The 1941 M4 Vacamatic transmission by Chrysler was, historically, the first semi-automatic transmission which was marketed by a major manufacturer. It was an attempt to compete against rivals' automatic transmissions, though it still had a clutch, primarily to change range. In normal driving, the clutch is not used. The transmission itself was a fully synchronised manual type, with four forward gears, one reverse; where the shifting was done 'automatically' by either vacuum cylinders (early, M4), or hydraulic cylinders (late, M6, Presto-Matic). The main difference was the addition of a fluid coupling between engine and clutch, and the shifting mechanism.

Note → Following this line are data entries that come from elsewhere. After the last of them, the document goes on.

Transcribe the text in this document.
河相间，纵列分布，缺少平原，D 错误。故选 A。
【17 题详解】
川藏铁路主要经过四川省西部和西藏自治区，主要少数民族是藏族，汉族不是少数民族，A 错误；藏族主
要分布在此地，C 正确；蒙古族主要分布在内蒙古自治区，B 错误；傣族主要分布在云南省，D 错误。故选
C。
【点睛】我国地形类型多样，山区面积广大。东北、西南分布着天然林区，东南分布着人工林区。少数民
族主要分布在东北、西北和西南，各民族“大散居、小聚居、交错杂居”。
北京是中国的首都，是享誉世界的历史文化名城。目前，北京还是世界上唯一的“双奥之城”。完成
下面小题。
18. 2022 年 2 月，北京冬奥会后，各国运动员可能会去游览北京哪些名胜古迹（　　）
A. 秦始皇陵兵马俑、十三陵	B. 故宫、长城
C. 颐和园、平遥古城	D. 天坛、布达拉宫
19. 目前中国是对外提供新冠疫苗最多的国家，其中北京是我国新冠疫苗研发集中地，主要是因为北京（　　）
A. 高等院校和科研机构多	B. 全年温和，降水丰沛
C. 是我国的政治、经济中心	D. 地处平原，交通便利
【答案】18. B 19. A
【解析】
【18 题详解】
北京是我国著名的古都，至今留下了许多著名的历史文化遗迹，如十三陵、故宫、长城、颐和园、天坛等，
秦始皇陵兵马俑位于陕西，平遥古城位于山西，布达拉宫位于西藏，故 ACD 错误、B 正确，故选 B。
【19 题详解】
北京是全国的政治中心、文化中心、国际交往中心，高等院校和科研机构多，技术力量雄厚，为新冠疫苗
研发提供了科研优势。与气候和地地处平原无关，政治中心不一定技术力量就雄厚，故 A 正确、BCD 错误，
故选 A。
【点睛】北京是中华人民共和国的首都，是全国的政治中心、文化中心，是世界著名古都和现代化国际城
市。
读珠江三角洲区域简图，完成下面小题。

The range selector (looked like a column shift) had three positions: Low, High, and Reverse. Low consisted of what would be first and second gear with an ordinary four-speed; High was third and fourth. Reverse was single ratio. Driving one was/is quite different: Upon starting, one would disengage the clutch, then choose a ratio (High for normal driving), and, whilst stopped with foot on the brake, engage the clutch. Pressing the accelerator would move you forward, in third, with the fluid coupling connecting the engine to the transmission. Upon reaching 15–20 mph (24–32 km/h), the accelerator is lifted, a 'clunk' would ensue (the automatic shift), and you would continue in fourth gear. Low range was quite similar, but much slower speeds. It is possible to start in Low, allow the shift, then move the range selector to High, using the clutch, and continue in High. This allowed somewhat faster acceleration, but was quite clumsy. Kickdown for passing was possible through electrical connections made by flooring the accelerator, though only in one range (i.e.: fourth to third).
Never a performance transmission, it was nevertheless fine behind the six- or eight-cylinder flathead engine but once the V8 Hemi engine was introduced, the shortcomings of such a slow-shifting transmission were magnified greatly. Over the years, though, this transmission has acquired a reputation for absolute reliability.